En revanche, le PTP n’a jamais été un accord positif pour le Canada, mais on avait dit aux Canadiennes et Canadiens que le pays devait conclure un accord parce que nous ne pouvions permettre aux États-Unis d’avoir un accès privilégié au commerce de la région.
Lorsque les États-Unis se sont retirés, on croyait que l'accord était mort. Maintenant, le gouvernement fédéral semble avoir un nouveau plan et nous demande s'il devrait relancer le PTP avec les autres pays.
En un mot, non. Nous ne devrions pas relancer le PTP. Le Canada devrait plutôt concentrer ses efforts sur la refonte de l’ALENA. C’est l’occasion de rétablir les priorités commerciales du Canada et de rédiger un nouveau modèle pour les accords commerciaux à l’avenir.

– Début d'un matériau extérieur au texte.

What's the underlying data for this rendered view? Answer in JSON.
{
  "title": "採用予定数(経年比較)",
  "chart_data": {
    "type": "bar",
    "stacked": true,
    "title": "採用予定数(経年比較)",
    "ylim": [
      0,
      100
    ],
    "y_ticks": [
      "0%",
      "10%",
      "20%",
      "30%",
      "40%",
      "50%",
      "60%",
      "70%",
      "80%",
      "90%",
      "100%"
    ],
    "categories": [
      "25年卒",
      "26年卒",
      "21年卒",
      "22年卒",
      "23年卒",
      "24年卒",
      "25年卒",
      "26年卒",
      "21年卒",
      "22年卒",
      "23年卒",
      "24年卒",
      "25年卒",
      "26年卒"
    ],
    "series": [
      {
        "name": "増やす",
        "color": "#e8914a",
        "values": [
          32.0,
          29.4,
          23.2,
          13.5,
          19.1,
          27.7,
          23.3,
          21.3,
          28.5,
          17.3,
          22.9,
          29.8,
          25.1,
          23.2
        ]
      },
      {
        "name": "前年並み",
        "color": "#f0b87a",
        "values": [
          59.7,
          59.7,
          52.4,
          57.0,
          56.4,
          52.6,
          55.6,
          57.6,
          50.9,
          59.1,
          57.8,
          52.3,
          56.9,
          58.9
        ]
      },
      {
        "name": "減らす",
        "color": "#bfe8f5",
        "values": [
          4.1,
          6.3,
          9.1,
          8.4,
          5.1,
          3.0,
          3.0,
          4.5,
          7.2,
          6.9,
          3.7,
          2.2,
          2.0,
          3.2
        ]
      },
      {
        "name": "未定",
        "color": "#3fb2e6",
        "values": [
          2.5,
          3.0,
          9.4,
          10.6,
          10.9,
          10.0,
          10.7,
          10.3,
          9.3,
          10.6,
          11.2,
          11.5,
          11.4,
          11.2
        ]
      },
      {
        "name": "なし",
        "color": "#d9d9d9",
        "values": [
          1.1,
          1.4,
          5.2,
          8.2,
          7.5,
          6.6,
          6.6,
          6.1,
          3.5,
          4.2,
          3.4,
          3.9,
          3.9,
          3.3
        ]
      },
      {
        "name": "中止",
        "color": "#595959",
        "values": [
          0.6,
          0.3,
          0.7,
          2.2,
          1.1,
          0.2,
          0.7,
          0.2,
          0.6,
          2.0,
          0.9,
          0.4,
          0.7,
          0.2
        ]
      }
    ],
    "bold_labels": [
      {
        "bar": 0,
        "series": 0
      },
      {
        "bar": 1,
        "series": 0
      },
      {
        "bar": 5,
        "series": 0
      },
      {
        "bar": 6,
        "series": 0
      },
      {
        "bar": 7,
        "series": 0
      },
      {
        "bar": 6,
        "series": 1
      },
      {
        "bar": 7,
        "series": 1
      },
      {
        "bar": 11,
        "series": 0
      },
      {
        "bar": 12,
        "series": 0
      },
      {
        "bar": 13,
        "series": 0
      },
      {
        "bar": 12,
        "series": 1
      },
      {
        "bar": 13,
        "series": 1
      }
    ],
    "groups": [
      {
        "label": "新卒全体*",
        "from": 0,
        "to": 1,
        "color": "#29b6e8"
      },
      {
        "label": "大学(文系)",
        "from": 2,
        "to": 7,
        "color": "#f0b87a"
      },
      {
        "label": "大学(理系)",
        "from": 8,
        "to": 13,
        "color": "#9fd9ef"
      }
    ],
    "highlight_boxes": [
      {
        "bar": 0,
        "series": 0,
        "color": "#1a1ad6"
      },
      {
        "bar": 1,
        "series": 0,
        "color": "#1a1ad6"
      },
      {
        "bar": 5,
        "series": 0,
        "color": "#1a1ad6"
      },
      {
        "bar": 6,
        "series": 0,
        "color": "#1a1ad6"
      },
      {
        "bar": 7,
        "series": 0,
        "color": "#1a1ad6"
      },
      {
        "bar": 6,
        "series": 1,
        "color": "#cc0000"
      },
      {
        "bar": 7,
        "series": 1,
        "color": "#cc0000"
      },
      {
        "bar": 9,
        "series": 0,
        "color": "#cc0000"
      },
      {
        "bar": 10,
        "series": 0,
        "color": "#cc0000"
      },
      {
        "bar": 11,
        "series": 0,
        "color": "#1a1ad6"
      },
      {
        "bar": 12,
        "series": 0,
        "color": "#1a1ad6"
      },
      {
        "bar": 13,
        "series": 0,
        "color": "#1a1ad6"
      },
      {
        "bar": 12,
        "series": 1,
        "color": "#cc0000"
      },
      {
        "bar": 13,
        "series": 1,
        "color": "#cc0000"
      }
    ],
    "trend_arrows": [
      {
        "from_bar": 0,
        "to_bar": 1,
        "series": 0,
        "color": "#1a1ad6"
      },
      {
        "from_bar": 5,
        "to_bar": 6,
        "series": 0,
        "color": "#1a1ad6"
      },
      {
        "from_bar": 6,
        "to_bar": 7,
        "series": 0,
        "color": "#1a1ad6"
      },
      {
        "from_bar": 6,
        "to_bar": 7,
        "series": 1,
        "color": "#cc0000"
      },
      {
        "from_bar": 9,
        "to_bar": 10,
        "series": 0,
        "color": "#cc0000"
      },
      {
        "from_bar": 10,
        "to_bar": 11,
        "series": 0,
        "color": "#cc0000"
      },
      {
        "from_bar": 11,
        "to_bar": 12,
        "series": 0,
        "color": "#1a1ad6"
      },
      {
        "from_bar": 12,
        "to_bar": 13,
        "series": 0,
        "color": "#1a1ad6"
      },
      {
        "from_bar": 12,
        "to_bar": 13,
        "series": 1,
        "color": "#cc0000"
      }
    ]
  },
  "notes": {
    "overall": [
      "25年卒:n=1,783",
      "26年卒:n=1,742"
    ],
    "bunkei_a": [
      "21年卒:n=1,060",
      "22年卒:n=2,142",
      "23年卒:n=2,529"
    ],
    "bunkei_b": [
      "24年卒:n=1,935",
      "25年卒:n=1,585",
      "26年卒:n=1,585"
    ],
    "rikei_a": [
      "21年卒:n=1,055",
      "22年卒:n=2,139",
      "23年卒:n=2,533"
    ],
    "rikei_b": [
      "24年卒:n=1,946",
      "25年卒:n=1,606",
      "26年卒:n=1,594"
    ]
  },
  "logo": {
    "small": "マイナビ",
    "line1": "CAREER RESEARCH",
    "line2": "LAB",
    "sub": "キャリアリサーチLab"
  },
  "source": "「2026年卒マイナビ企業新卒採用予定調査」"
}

Unifor et d’autres syndicats, ainsi que des ONG progressistes, ont mis de l’avant plusieurs idées audacieuses sur comment corriger les failles de l’ALENA et réformer les règles du commerce international. À son crédit, le gouvernement Trudeau a pris position sur d’importantes questions sociales. Des positions vigoureuses et positives ont été prises sur les droits des travailleurs. Toutefois, il reste encore beaucoup d’éléments négatifs dans les accords commerciaux. Comme toujours, nous devons faire mieux.
J’ai eu la chance de faire partie de l’équipe de conseillers auprès des négociateurs canadiens pendant les pourparlers de l’ALENA. En tant que dirigeant syndical, il n’est pas surprenant que je sois souvent sollicité pour commenter les questions liées au travail.
Tous les travailleurs, peu importe où et qui ils sont, méritent un emploi décent. Les accords commerciaux ont empêché les droits des travailleurs de progresser en accordant trop de pouvoir aux grandes entreprises et en établissant des protections insignifiantes. Des changements en profondeur doivent être apportés.
Rien de tout cela ne peut être réglé par une clause ou un chapitre ici et là, qu'il s'agisse de droits des travailleurs, de l'égalité des genres, de l'environnement ou des droits des Autochtones. L’engagement de mettre en avant les intérêts des gens avant ceux des entreprises doit être à la base même des accords commerciaux modernes.
Pendant trop longtemps, les accords commerciaux n’ont pas vraiment porté sur le commerce, mais ont plutôt visé à restreindre le rôle des gouvernements à établir des politiques sociales ou à influencer le développement économique. Ayant vu de près les négociations de l'ALENA, j'ai pu constater à quel point ce point de vue est ancré dans les pourparlers. Pour véritablement aborder les lacunes de nos accords commerciaux et répondre aux besoins d'équité de notre société, cette réalité doit changer.
Alors que le Canada défend son programme commercial, nous avons tous besoin que les voix progressistes, individuelles et collectives, s'expriment et soient prêtes à se faire entendre haut et fort. Il est temps maintenant de faire entendre nos voix et de contribuer à ce que les prochains accords commerciaux aident à bâtir des communautés plus équitables pour tous.